2> Using Ref / Out Keywords
For object type instances that use REF / OUT keyword modified, a referenced copy is not generated, but directly use the original reference (naturally pointing to the original object). In this way, any operation will be reflected in the ground to the original Object. If we rewrite the Objfunwithref (Ref TestClass, Char) as:
Static void objfunwithref (Ref testclass tc, char newc) {
Tc = New TestClass ('x');
//tc.c = newc;
}
Due to the role of REF, the original object will become garbage, which will ultimately be recycled by GC. At the same time, TC is associated with another object created on HEAP. Therefore, the following output is generated:
3 #: x
in conclusion:
For object type (Object Types), when it is passed as a function of the function, if the REF or OUT keyword is not used, the passed is a reference, and generates a referenced copy.
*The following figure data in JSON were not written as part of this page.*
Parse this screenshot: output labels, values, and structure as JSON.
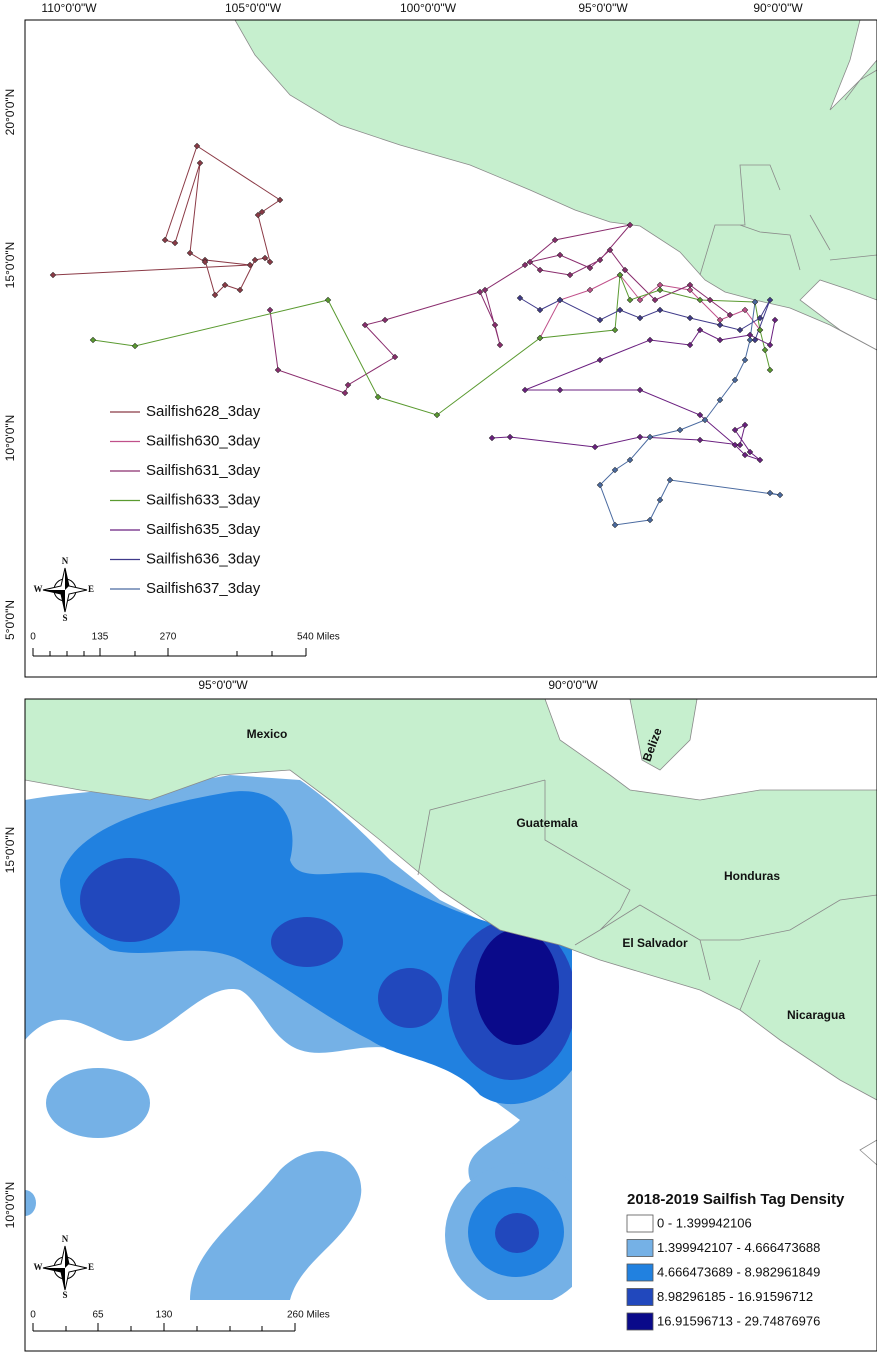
{
  "top_map": {
    "lon_labels": [
      "110°0'0\"W",
      "105°0'0\"W",
      "100°0'0\"W",
      "95°0'0\"W",
      "90°0'0\"W"
    ],
    "lat_labels": [
      "20°0'0\"N",
      "15°0'0\"N",
      "10°0'0\"N",
      "5°0'0\"N"
    ],
    "legend": [
      {
        "label": "Sailfish628_3day",
        "color": "#8b3a46"
      },
      {
        "label": "Sailfish630_3day",
        "color": "#c0508a"
      },
      {
        "label": "Sailfish631_3day",
        "color": "#8a2d6e"
      },
      {
        "label": "Sailfish633_3day",
        "color": "#5a9a30"
      },
      {
        "label": "Sailfish635_3day",
        "color": "#6b2080"
      },
      {
        "label": "Sailfish636_3day",
        "color": "#3f3a8a"
      },
      {
        "label": "Sailfish637_3day",
        "color": "#4a6aa0"
      }
    ],
    "scale_labels": [
      "0",
      "135",
      "270",
      "540 Miles"
    ],
    "compass": {
      "n": "N",
      "s": "S",
      "w": "W",
      "e": "E"
    }
  },
  "bottom_map": {
    "lon_labels": [
      "95°0'0\"W",
      "90°0'0\"W"
    ],
    "lat_labels": [
      "15°0'0\"N",
      "10°0'0\"N"
    ],
    "countries": [
      "Mexico",
      "Belize",
      "Guatemala",
      "Honduras",
      "El Salvador",
      "Nicaragua"
    ],
    "legend": {
      "title": "2018-2019 Sailfish Tag Density",
      "classes": [
        {
          "label": "0 - 1.399942106",
          "color": "#ffffff"
        },
        {
          "label": "1.399942107 - 4.666473688",
          "color": "#75b1e6"
        },
        {
          "label": "4.666473689 - 8.982961849",
          "color": "#2181e0"
        },
        {
          "label": "8.98296185 - 16.91596712",
          "color": "#2148bd"
        },
        {
          "label": "16.91596713 - 29.74876976",
          "color": "#0a0a8a"
        }
      ]
    },
    "scale_labels": [
      "0",
      "65",
      "130",
      "260 Miles"
    ],
    "compass": {
      "n": "N",
      "s": "S",
      "w": "W",
      "e": "E"
    }
  }
}
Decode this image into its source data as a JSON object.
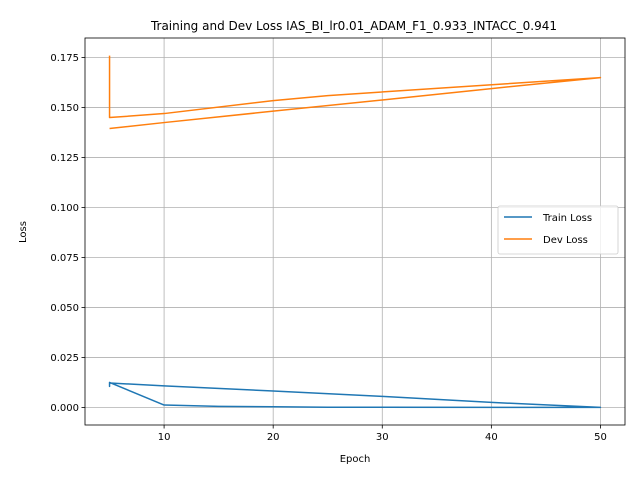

If the REF or OUT keyword is used correctly, Then use the original reference directly, and the corresponding "this respect" is also subject to the operation of the reference.
Structure type (STRUCT)
As we all know, the type of Struct (Structure) is still retained in C #. For example, the system.drawing.rectangle class, system.drawing.point class is all struct type. So how is the object of the structural type, how is the parameter passed? Let's look at the following procedure: struct teststruct {// Note this is a structure
PRIVATE CHAR C;
Public char c {
SET {
C = Value;
}
Get {
Return C;
}
}
Public Teststruct (char C) {
THIS.C = C;
}
}
Similarly, let's test the way the parameters are passed:
Class mainclass {// main class
Public static void main () {
Teststruct TS = New Teststruct ('a');
Console.writeline ("1 #:" Ts.c);
StructFun (TS, 'B');
Console.writeline ("2 #:" Ts.c);
StructFunwithref (Ref TS, 'C');
Console.writeline ("3 #:" Ts.c);
StructFunwithout (OUT TS, 'D');
Console.writeline ("4 #:" Ts.c);
}
Static void structfun (Teststruct TS, Char newc) {
Ts.c = newc;
}
Static void structfunwithref (Ref teststruct ts, char newc) {
Ts.c = newc;
}
Static void structfunwithout (Out Teststruct TS, CHAR C) {
TS = New Teststruct (C);
}
}
Compile and run the program, you can see this output:
1 #: a
2 #: a
3 #: c
4 #: D
This indicates that StructFun (Teststruct, char) is unsuccessful. Thus, it can be explained that the parameter delivery of Structs is consistent with basic types (from here, this conclusion seems to be a bit arbitrary, but we can pass more testing To reveal this).
Fourth. Conclusion
We know that data types in C # are divided into two categories: value types and reference types. Basic types and struct types belong to the former, the object type belongs to the latter. According to the previous discussion, we It can be drawn as follows:
1). Value type
1A). Do not use Ref / Out keywords
When the parameter passes, the value of the value is generated. The operation of the copy does not affect the original value.
1B). Use the REF / OUT keyword
Use the original variables directly to the original variables in the original variables.
2). Quote type
2A). Do not use the Ref / Out keyword
When the parameter passes, a reference copy is generated. If the copy is still pointing to the original object, the modification will affect the original object, otherwise it will not.
2b). Use the REF / OUT keyword
With the original reference, all modifications will be reflected in the original object.